Author: Brent Tarter
Publisher: University of Virginia Press
Published: 2015-04-29
Total Pages: 183
ISBN-13: 0813937108
DOWNLOAD EBOOKThe decision of the eventual Confederate states to secede from the Union set in motion perhaps the most dramatic chapter in American history, and one that has typically been told on a grand scale. In Daydreams and Nightmares, however, historian Brent Tarter shares the story of one Virginia family who found themselves in the middle of the secession debate and saw their world torn apart as the states chose sides and went to war. George Berlin was elected to serve as a delegate to the Virginia Convention of 1861 as an opponent of secession, but he ultimately changed his vote. Later, when defending his decision in a speech in his hometown of Buckhannon, Upshur County, he had to flee for his safety as Union soldiers arrived. Berlin and his wife, Susan Holt Berlin, were separated for extended periods--both during the convention and, later, during the early years of the Civil War.

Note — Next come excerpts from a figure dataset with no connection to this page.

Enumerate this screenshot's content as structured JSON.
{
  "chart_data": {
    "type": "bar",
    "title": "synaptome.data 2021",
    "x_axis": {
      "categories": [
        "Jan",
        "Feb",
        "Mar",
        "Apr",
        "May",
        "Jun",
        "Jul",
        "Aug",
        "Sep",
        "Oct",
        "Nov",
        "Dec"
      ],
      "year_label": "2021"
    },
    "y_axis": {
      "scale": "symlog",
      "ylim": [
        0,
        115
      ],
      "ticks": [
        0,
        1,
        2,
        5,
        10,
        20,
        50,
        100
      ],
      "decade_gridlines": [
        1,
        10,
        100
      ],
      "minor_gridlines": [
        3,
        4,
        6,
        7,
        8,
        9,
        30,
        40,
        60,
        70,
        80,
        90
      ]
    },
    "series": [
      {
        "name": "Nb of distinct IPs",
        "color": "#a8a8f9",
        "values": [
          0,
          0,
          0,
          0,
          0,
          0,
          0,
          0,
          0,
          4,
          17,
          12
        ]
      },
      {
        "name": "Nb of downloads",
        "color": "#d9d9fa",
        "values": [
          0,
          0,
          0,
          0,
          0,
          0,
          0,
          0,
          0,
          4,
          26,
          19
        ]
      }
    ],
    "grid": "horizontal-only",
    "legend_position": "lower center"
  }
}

The letters they exchanged tell a harrowing story of uncertainty and bring to life for the modern reader an extended family that encompassed both Confederate and Union sympathizers. This is in part a love story. It is also a story about ordinary people caught up in extraordinary events. Although unique in its vividly evoked details, the Berlins’ story is representative of the drama endured by millions of Americans. Composed during the nightmare of civil war, the Berlins’ remarkably articulate letters express the dreams of reunion and a secure future felt throughout the entire, severed nation. In this intimate, evocative, and often heartbreaking family story, we see up close the personal costs of our larger national history. A Nation Divided: Studies in the Civil War
Author: Scott Snyder
Publisher: Image Comics
Published: 2021-07-21
Total Pages: 32
ISBN-13:
DOWNLOAD EBOOK"POSSIBILITY," Part Two The explorers push deeper into the third ZoneÑPOSSIBILITY, a region built on and powered by the strength of American creativity. For cultural expert Ace Kenyatta, this is his finest hour. His knowledge will be key to the team surviving a place where truly anything is possibleÑfrom the terrifying to the sublime.